The truth is, you're never ready.

As a first time parent, I am experiencing pregnancy for the first time and all of the visceral details that go into creating a new life. I think one of the most jarring experiences of becoming pregnant was not any individual symptom, but rather the gross misinformation about how women experience pregnancy. Pregnancy is touted as this magical time full of hopes and dreams and cute onesies that may be speckled with some temporary discomfort by the way of swollen ankles and morning sickness for a few weeks.

What no one tells you, is that growing another human is a disgusting, tiring, uncomfortable and sometimes painful process.

Pregnancy for myself, and many women, turns quickly from a time of excitement and hopes and dreams to a gauntlet to see how long your mental fortitude can stand up against the onslaught of physical symptoms the continuous surge of hormones creates in your body. I have had a relatively easy and complication free pregnancy, despite experiencing both acute appendicitis in my first trimester and a kidney stone in my third trimester. Both of which, by the way, are conditions that are said to be comparable, if not more painful, than labor. I'll have to report back once I cross that bridge.

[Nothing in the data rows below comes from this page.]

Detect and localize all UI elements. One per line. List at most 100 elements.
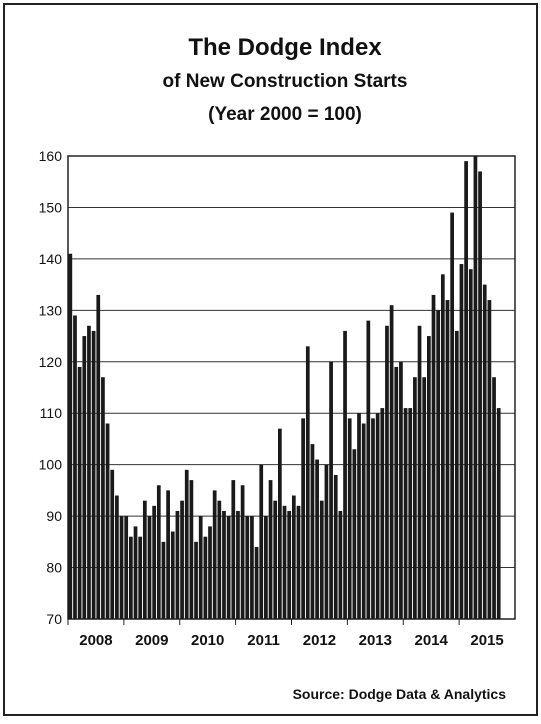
bar	[194, 541, 198, 619]
bar	[128, 536, 133, 619]
y-tick-label: 130	[39, 302, 63, 318]
bar	[333, 474, 338, 619]
bar	[310, 444, 315, 619]
y-tick-label: 140	[39, 251, 63, 267]
bar	[161, 541, 166, 619]
bar	[217, 500, 222, 619]
bar	[296, 505, 301, 619]
bar	[478, 171, 482, 619]
bar	[287, 510, 292, 619]
bar	[175, 510, 180, 619]
bar	[259, 464, 264, 619]
bar	[96, 294, 101, 619]
chart-subtitle: of New Construction Starts	[163, 71, 408, 92]
bar	[431, 294, 436, 619]
bar	[445, 300, 450, 619]
bar	[240, 485, 245, 619]
bar	[413, 377, 417, 619]
bar	[361, 423, 366, 619]
bar	[208, 526, 212, 619]
bar	[352, 449, 357, 619]
bar	[422, 377, 427, 619]
bar	[347, 418, 352, 619]
bar	[482, 284, 487, 619]
y-tick-label: 110	[40, 405, 63, 421]
x-tick-label: 2010	[191, 632, 224, 649]
bar	[222, 510, 226, 619]
x-tick-label: 2015	[470, 632, 503, 649]
bar	[138, 536, 143, 619]
chart-title: The Dodge Index	[188, 34, 382, 61]
bar	[385, 325, 389, 619]
bar	[454, 330, 459, 619]
source-note: Source: Dodge Data & Analytics	[293, 686, 507, 702]
bar	[277, 428, 282, 619]
bar	[245, 516, 250, 619]
x-tick-label: 2009	[135, 632, 168, 649]
bar	[87, 325, 91, 619]
bar	[133, 526, 138, 619]
bar	[366, 320, 371, 619]
y-tick-label: 120	[39, 354, 63, 370]
bar	[142, 500, 147, 619]
bar	[82, 336, 87, 619]
bar	[77, 366, 82, 619]
bar	[115, 495, 119, 619]
bar	[417, 325, 422, 619]
bar	[492, 377, 496, 619]
bar	[301, 418, 306, 619]
y-tick-label: 90	[46, 508, 62, 524]
bar	[319, 500, 324, 619]
bar	[315, 459, 319, 619]
bar	[375, 413, 380, 619]
bar	[91, 330, 96, 619]
bar	[119, 516, 124, 619]
bar	[324, 464, 329, 619]
bar	[226, 516, 231, 619]
y-tick-label: 160	[39, 148, 63, 164]
y-tick-label: 100	[39, 457, 63, 473]
bar	[357, 413, 361, 619]
bar	[380, 408, 385, 619]
bar	[250, 516, 254, 619]
x-tick-label: 2008	[79, 632, 112, 649]
bar	[399, 361, 403, 619]
bar	[198, 516, 203, 619]
bar	[268, 480, 273, 619]
bar	[231, 480, 236, 619]
y-tick-label: 80	[46, 560, 62, 576]
bar	[338, 510, 343, 619]
x-tick-label: 2011	[247, 632, 280, 649]
bar	[166, 490, 170, 619]
bar	[291, 495, 296, 619]
y-tick-label: 150	[39, 199, 63, 215]
bar	[343, 330, 347, 619]
bar	[459, 264, 464, 619]
bar	[203, 536, 208, 619]
y-tick-label: 70	[46, 611, 62, 627]
bar	[180, 500, 184, 619]
bar	[436, 310, 441, 619]
bar	[496, 408, 501, 619]
bar	[473, 156, 478, 619]
bar	[236, 510, 240, 619]
bar	[329, 361, 333, 619]
bar	[110, 469, 115, 619]
x-tick-label: 2013	[359, 632, 392, 649]
bar	[426, 336, 431, 619]
bar	[450, 212, 455, 620]
bar	[189, 480, 194, 619]
bar	[170, 531, 175, 619]
bar	[105, 423, 110, 619]
bar	[212, 490, 217, 619]
bar	[152, 505, 157, 619]
bar	[468, 269, 473, 619]
bar	[371, 418, 375, 619]
bar	[273, 500, 278, 619]
bar	[403, 408, 408, 619]
bar	[464, 161, 468, 619]
bar	[394, 366, 399, 619]
bar	[101, 377, 105, 619]
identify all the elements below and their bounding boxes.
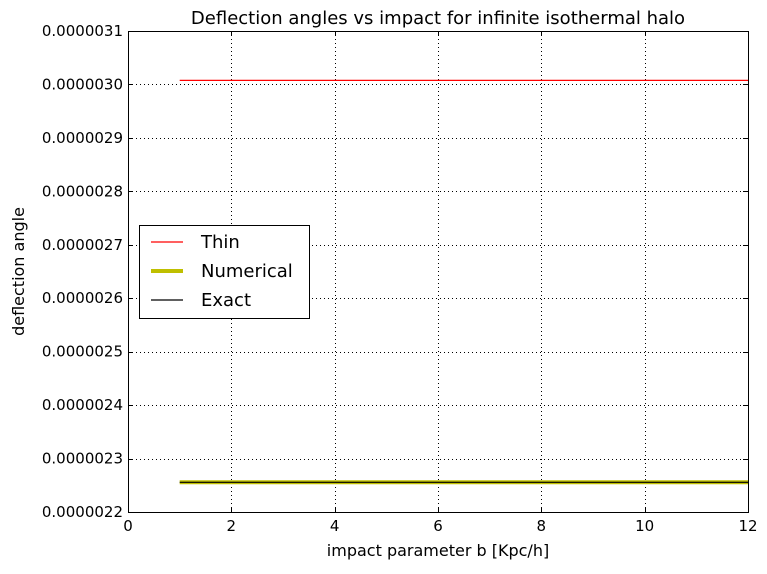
legend-label-numerical: Numerical [201,261,293,282]
series-layer [179,79,748,485]
x-tick-label: 2 [227,517,237,535]
legend-label-thin: Thin [200,232,240,253]
x-tick-label: 6 [433,517,443,535]
y-tick-label: 0.0000026 [42,289,123,307]
legend-label-exact: Exact [201,290,251,311]
x-tick-label: 0 [123,517,133,535]
chart-title: Deflection angles vs impact for infinite… [191,8,685,29]
y-tick-label: 0.0000029 [42,129,123,147]
x-tick-label: 10 [635,517,654,535]
y-tick-label: 0.0000023 [42,450,123,468]
legend: Thin Numerical Exact [139,225,310,319]
x-tick-label: 8 [537,517,547,535]
y-tick-label: 0.0000027 [42,236,123,254]
y-tick-label: 0.0000022 [42,503,123,521]
y-tick-label: 0.0000024 [42,396,123,414]
x-tick-label: 4 [330,517,340,535]
y-tick-label: 0.0000028 [42,182,123,200]
grid-layer [128,31,748,512]
x-axis-label: impact parameter b [Kpc/h] [327,541,549,560]
tick-layer: 0 2 4 6 8 10 12 0.0000022 0.0000023 0.0000024 0.00… [42,22,758,535]
y-tick-label: 0.0000030 [42,75,123,93]
y-axis-label: deflection angle [9,207,28,336]
y-tick-label: 0.0000031 [42,22,123,40]
y-tick-label: 0.0000025 [42,343,123,361]
x-tick-label: 12 [738,517,757,535]
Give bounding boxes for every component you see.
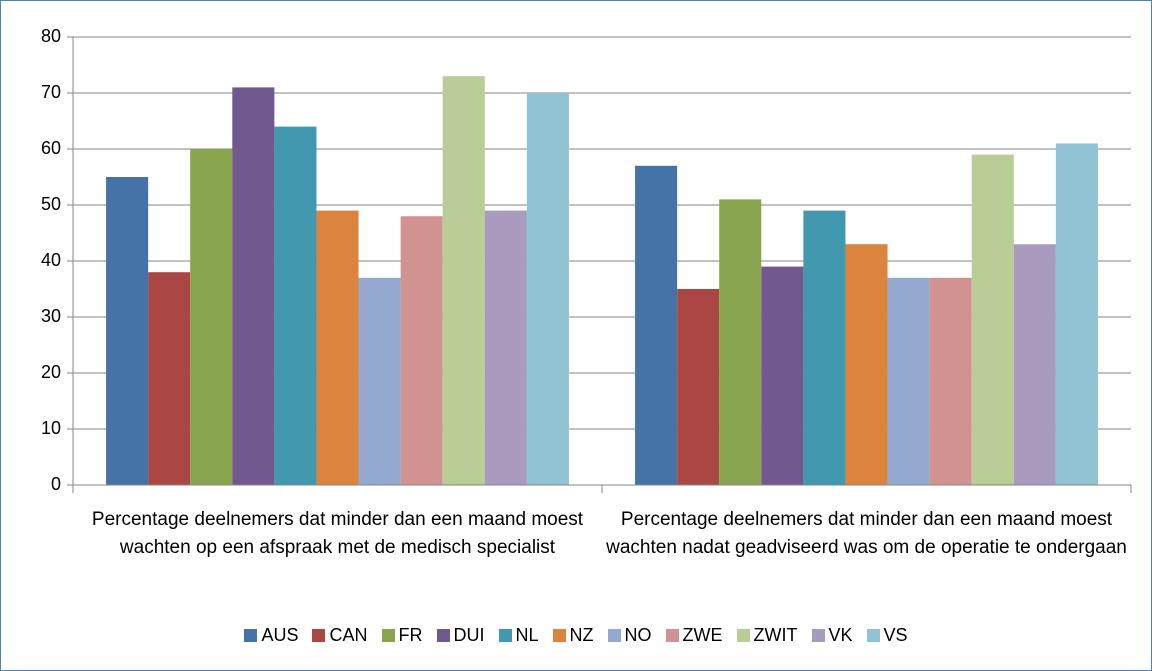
legend-swatch	[436, 629, 450, 642]
legend-label: ZWIT	[753, 625, 798, 645]
bar	[106, 177, 149, 485]
legend-item: NO	[607, 625, 652, 646]
bar	[1013, 244, 1056, 485]
y-tick-label: 10	[41, 418, 61, 438]
legend-label: NO	[624, 625, 652, 645]
bar	[845, 244, 888, 485]
legend-swatch	[552, 629, 566, 642]
legend-swatch	[381, 629, 395, 642]
bar	[316, 210, 359, 485]
y-tick-label: 50	[41, 194, 61, 214]
bar	[803, 210, 846, 485]
legend-swatch	[665, 629, 679, 642]
legend-item: VK	[811, 625, 853, 646]
y-tick-label: 30	[41, 306, 61, 326]
bar	[484, 210, 527, 485]
legend-label: AUS	[261, 625, 299, 645]
bar	[635, 165, 678, 486]
legend-swatch	[736, 629, 750, 642]
legend-item: CAN	[312, 625, 368, 646]
bar	[761, 266, 804, 485]
y-tick-label: 60	[41, 138, 61, 158]
legend-swatch	[244, 629, 258, 642]
legend-item: ZWE	[665, 625, 723, 646]
bar	[358, 277, 401, 485]
y-tick-label: 80	[41, 26, 61, 46]
bar	[148, 272, 191, 485]
legend-item: ZWIT	[736, 625, 798, 646]
bar	[719, 199, 762, 485]
bar	[1055, 143, 1098, 485]
legend-swatch	[312, 629, 326, 642]
legend-label: ZWE	[682, 625, 723, 645]
bar	[971, 154, 1014, 485]
legend-item: NZ	[552, 625, 594, 646]
legend: AUS CAN FR DUI NL NZ NO ZWE ZWIT VK VS	[1, 625, 1151, 646]
legend-item: DUI	[436, 625, 485, 646]
legend-item: NL	[498, 625, 539, 646]
legend-label: VS	[883, 625, 908, 645]
legend-item: VS	[866, 625, 908, 646]
legend-item: AUS	[244, 625, 298, 646]
legend-label: NL	[515, 625, 539, 645]
y-tick-label: 20	[41, 362, 61, 382]
bar	[232, 87, 275, 486]
legend-swatch	[811, 629, 825, 642]
bar	[929, 277, 972, 485]
legend-swatch	[866, 629, 880, 642]
legend-label: CAN	[329, 625, 368, 645]
bar	[190, 149, 233, 485]
legend-label: NZ	[569, 625, 594, 645]
y-tick-label: 70	[41, 82, 61, 102]
x-tick-label: Percentage deelnemers dat minder dan een…	[91, 509, 584, 558]
legend-label: FR	[398, 625, 423, 645]
bar	[442, 76, 485, 485]
bar	[677, 289, 720, 485]
bar	[400, 216, 443, 485]
bar	[274, 126, 317, 485]
y-tick-label: 0	[51, 474, 61, 494]
legend-label: VK	[828, 625, 853, 645]
legend-item: FR	[381, 625, 423, 646]
legend-swatch	[607, 629, 621, 642]
bar	[887, 277, 930, 485]
legend-swatch	[498, 629, 512, 642]
bar	[526, 93, 569, 485]
x-tick-label: Percentage deelnemers dat minder dan een…	[606, 509, 1127, 558]
legend-label: DUI	[453, 625, 485, 645]
y-tick-label: 40	[41, 250, 61, 270]
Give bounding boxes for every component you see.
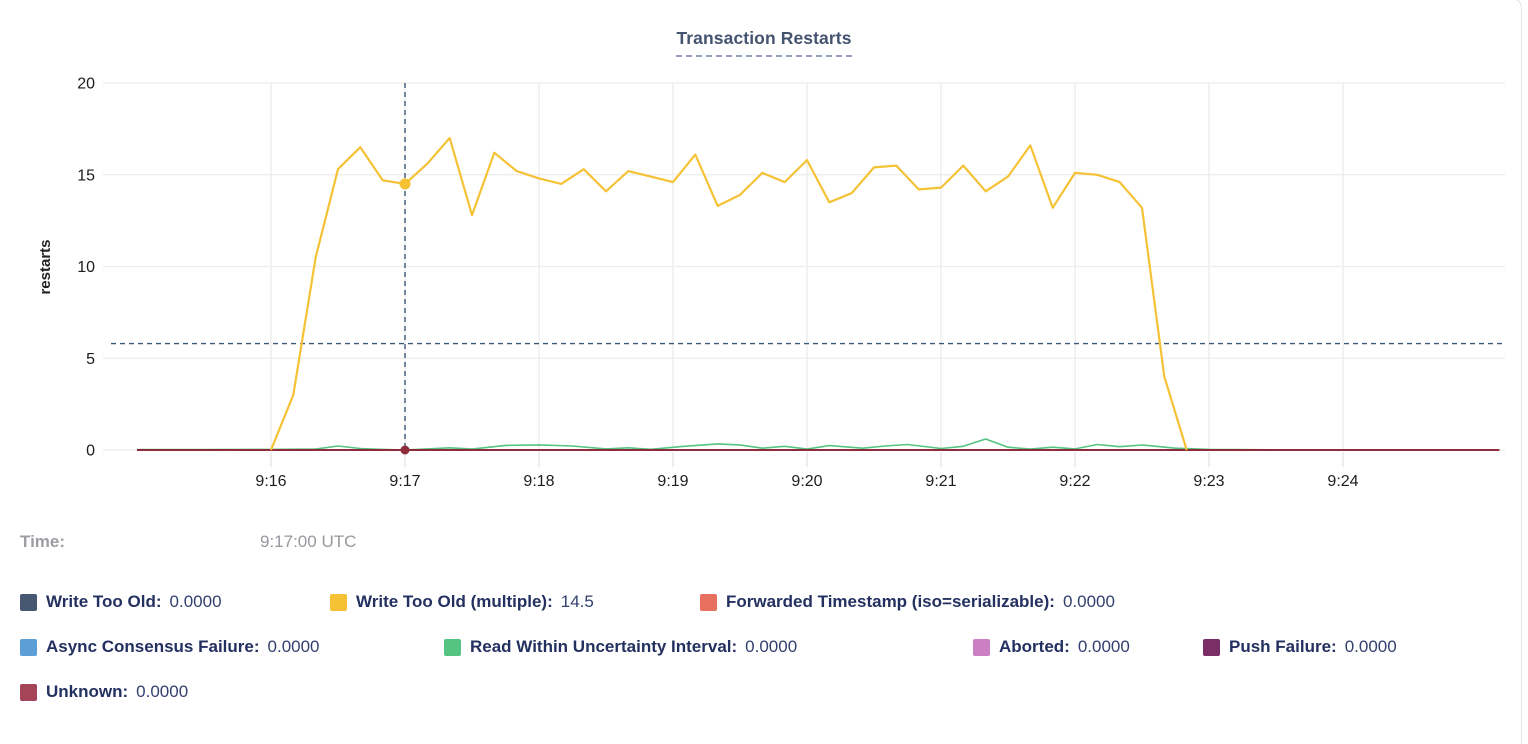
legend-item: Async Consensus Failure: 0.0000 <box>20 637 320 657</box>
y-tick-label: 15 <box>77 167 95 184</box>
hover-point <box>400 445 410 455</box>
x-tick-label: 9:17 <box>389 473 420 490</box>
chart-title: Transaction Restarts <box>676 28 852 57</box>
series-line-write-too-old-multiple <box>269 136 1188 451</box>
legend-label: Forwarded Timestamp (iso=serializable): <box>726 592 1055 611</box>
legend-item: Forwarded Timestamp (iso=serializable): 0… <box>700 592 1115 612</box>
legend-item: Write Too Old: 0.0000 <box>20 592 222 612</box>
legend-row: Write Too Old: 0.0000 Write Too Old (multi… <box>0 592 1528 620</box>
legend-swatch <box>1203 638 1220 656</box>
legend-swatch <box>20 593 37 611</box>
legend-item: Push Failure: 0.0000 <box>1203 637 1397 657</box>
x-tick-label: 9:21 <box>925 473 956 490</box>
hover-time-row: Time: 9:17:00 UTC <box>0 532 1528 558</box>
legend-label: Aborted: <box>999 637 1070 656</box>
legend-label: Async Consensus Failure: <box>46 637 260 656</box>
legend-swatch <box>700 593 717 611</box>
legend-item: Read Within Uncertainty Interval: 0.0000 <box>444 637 797 657</box>
legend-value: 0.0000 <box>1344 637 1397 656</box>
legend-label: Unknown: <box>46 682 129 701</box>
y-tick-label: 20 <box>77 76 95 93</box>
legend-value: 0.0000 <box>745 637 798 656</box>
legend-value: 0.0000 <box>267 637 320 656</box>
legend-label: Read Within Uncertainty Interval: <box>470 637 738 656</box>
legend-swatch <box>973 638 990 656</box>
legend-value: 0.0000 <box>136 682 189 701</box>
y-tick-label: 0 <box>86 443 95 460</box>
legend-value: 0.0000 <box>1062 592 1115 611</box>
legend-item: Unknown: 0.0000 <box>20 682 188 702</box>
legend-row: Unknown: 0.0000 <box>0 682 1528 710</box>
y-tick-label: 5 <box>86 351 95 368</box>
chart-plot-area[interactable]: 0 5 10 15 20 9:16 9:17 9:18 9:19 9:20 9:21 9:22 9:23… <box>0 0 1528 520</box>
y-axis-label: restarts <box>37 239 54 294</box>
y-tick-label: 10 <box>77 259 95 276</box>
legend-swatch <box>330 593 347 611</box>
x-tick-label: 9:16 <box>255 473 286 490</box>
legend-value: 0.0000 <box>169 592 222 611</box>
legend-label: Write Too Old (multiple): <box>356 592 553 611</box>
legend-swatch <box>444 638 461 656</box>
legend-row: Async Consensus Failure: 0.0000 Read Withi… <box>0 637 1528 665</box>
hover-time-value: 9:17:00 UTC <box>260 532 357 551</box>
legend-swatch <box>20 683 37 701</box>
x-tick-label: 9:18 <box>523 473 554 490</box>
hover-point <box>399 178 411 190</box>
legend-swatch <box>20 638 37 656</box>
chart-header: Transaction Restarts <box>0 28 1528 57</box>
x-tick-label: 9:19 <box>657 473 688 490</box>
x-tick-label: 9:22 <box>1059 473 1090 490</box>
x-tick-label: 9:20 <box>791 473 822 490</box>
legend-value: 0.0000 <box>1077 637 1130 656</box>
x-tick-label: 9:24 <box>1327 473 1358 490</box>
series-line-read-within-uncertainty-interval <box>137 438 1500 451</box>
legend-label: Push Failure: <box>1229 637 1337 656</box>
x-tick-label: 9:23 <box>1193 473 1224 490</box>
legend-item: Aborted: 0.0000 <box>973 637 1130 657</box>
legend-label: Write Too Old: <box>46 592 162 611</box>
legend-item: Write Too Old (multiple): 14.5 <box>330 592 594 612</box>
hover-time-label: Time: <box>20 532 66 551</box>
legend-value: 14.5 <box>560 592 594 611</box>
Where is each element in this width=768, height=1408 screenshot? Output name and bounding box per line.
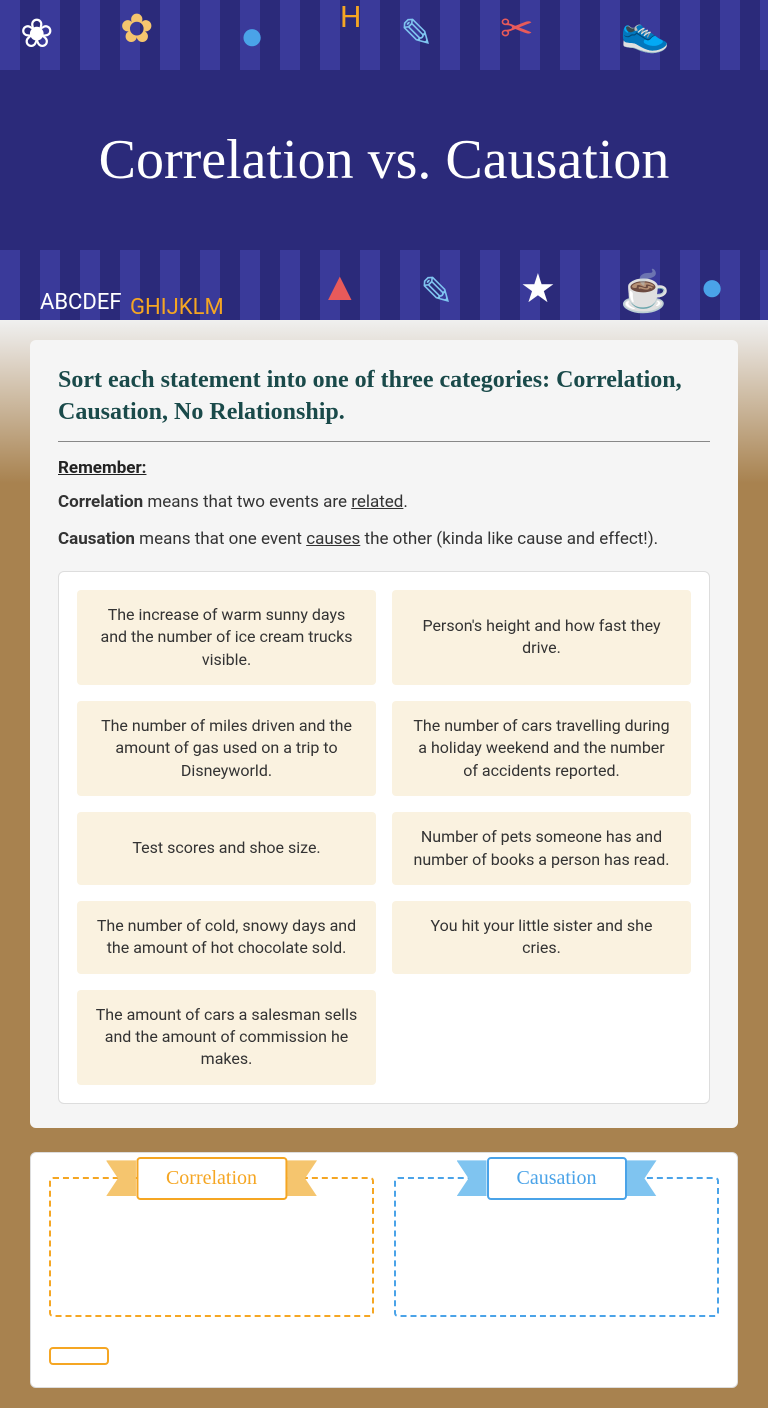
sortable-item[interactable]: The number of cold, snowy days and the a… [77, 901, 376, 974]
page-title: Correlation vs. Causation [99, 128, 670, 192]
sortable-item[interactable]: Test scores and shoe size. [77, 812, 376, 885]
header-decoration-top: ❀ ✿ ● H ✎ ✂ 👟 [0, 0, 768, 70]
items-grid: The increase of warm sunny days and the … [77, 590, 691, 1085]
dropzone-label: Causation [487, 1157, 627, 1200]
dropzones-card: Correlation Causation [30, 1152, 738, 1388]
causation-def-post: the other (kinda like cause and effect!)… [360, 529, 658, 549]
sortable-item[interactable]: You hit your little sister and she cries… [392, 901, 691, 974]
correlation-def-post: . [403, 492, 407, 512]
partial-dropzone [49, 1347, 109, 1365]
instruction-title: Sort each statement into one of three ca… [58, 364, 710, 442]
sortable-items-container: The increase of warm sunny days and the … [58, 571, 710, 1104]
causation-term: Causation [58, 529, 135, 549]
causation-definition: Causation means that one event causes th… [58, 527, 710, 553]
content-area: Sort each statement into one of three ca… [0, 320, 768, 1408]
instruction-card: Sort each statement into one of three ca… [30, 340, 738, 1128]
ribbon-left-icon [106, 1160, 136, 1196]
sortable-item[interactable]: The amount of cars a salesman sells and … [77, 990, 376, 1085]
partial-label [49, 1347, 109, 1365]
ribbon-right-icon [287, 1160, 317, 1196]
dropzones-grid: Correlation Causation [49, 1177, 719, 1317]
sortable-item[interactable]: The increase of warm sunny days and the … [77, 590, 376, 685]
correlation-term: Correlation [58, 492, 143, 512]
dropzone-banner: Causation [457, 1157, 657, 1200]
correlation-def-underline: related [351, 492, 403, 512]
sortable-item[interactable]: Number of pets someone has and number of… [392, 812, 691, 885]
dropzone-causation[interactable]: Causation [394, 1177, 719, 1317]
causation-def-pre: means that one event [135, 529, 306, 549]
sortable-item[interactable]: The number of miles driven and the amoun… [77, 701, 376, 796]
header-decoration-bottom: ABCDEF GHIJKLM ▲ ✎ ★ ☕ ● [0, 250, 768, 320]
correlation-definition: Correlation means that two events are re… [58, 490, 710, 516]
remember-label: Remember: [58, 458, 710, 478]
dropzone-label: Correlation [136, 1157, 287, 1200]
correlation-def-pre: means that two events are [143, 492, 351, 512]
sortable-item[interactable]: Person's height and how fast they drive. [392, 590, 691, 685]
causation-def-underline: causes [306, 529, 360, 549]
ribbon-left-icon [457, 1160, 487, 1196]
dropzone-correlation[interactable]: Correlation [49, 1177, 374, 1317]
header-banner: ❀ ✿ ● H ✎ ✂ 👟 Correlation vs. Causation … [0, 0, 768, 320]
ribbon-right-icon [627, 1160, 657, 1196]
sortable-item[interactable]: The number of cars travelling during a h… [392, 701, 691, 796]
dropzone-banner: Correlation [106, 1157, 317, 1200]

Along with the physical aspect, I was not prepared for the emotional aspect of pregnancy. PMS for me, when I actually did get it, was never as intense as the anxiety, sadness, irritability, and joy that I have experienced during my pregnancy, sometimes all within a few minutes of each other. The first trimester was by far the hardest emotionally due to the daily struggle that morning sickness created. I dont know of anyone who tolerates being nauseous well, and for me, it spanned a whole 10 weeks. Many women experience it for longer and in a much more intense manner.

In the trenches of the first trimester, I frequently found myself contemplating abortion. Prolonged pain and discomfort has a way of wearing at your will to push onward. I didn't know that what I so desperately needed was to feel like I wasn't alone. That someone else was as invested as I was. That someone other than me wanted this baby.

I had to learn how to communicate this to my husband.

It seems so simple, but honestly, it is only because I am describing my feelings in hindsight that everything sounds so concrete. Trying to pinpoint emotions you don't understand is like trying to write a book about a subject you know nothing about. Once I learned the words to articulate what I was feeling to him, the anxiety stopped. The crying spells became fewer and far between. And the constant nausea was easier to handle because I wasn't trying to solve the emotional puzzle while physically barely getting through the day.



There is this sense of comraderie with other mothers and mothers to be that I haven't experienced with other prominent life stages. There is something about being in the trenches of pregnancy and new motherhood that bonds you to complete strangers and even generations of mothers far older and more experienced than you. You feel a strong connection with these women; your new tribe of warriors that have brought life and continue to keep the Earth spinning. It's this indescribable feeling of being part of something much larger than yourself, more than setting foot into a house of worship ever did for me. I am one with the women from hundreds or thousands of years ago that grew a child inside her body for a long forty weeks, who then went on to become somebody.

This is something else the baby books and the What to Expect app didn't and couldn't have prepared me for.

At the end of the day, pregnancy is one of the craziest but most rewarding things I've gone through. (This is coming from someone who once took a joy ride at in their mother's car while they were gone on vacation to meet up with a boyfriend). There is nothing that compares to feeling the little person inside you move around as they explore their body and temporary living quarters. Or how many times he makes you laugh out loud from tickling you from the inside as he runs his feet up and down the side of your uterus.

Perhaps pregnancy does deserve a little bit of its magical reputation.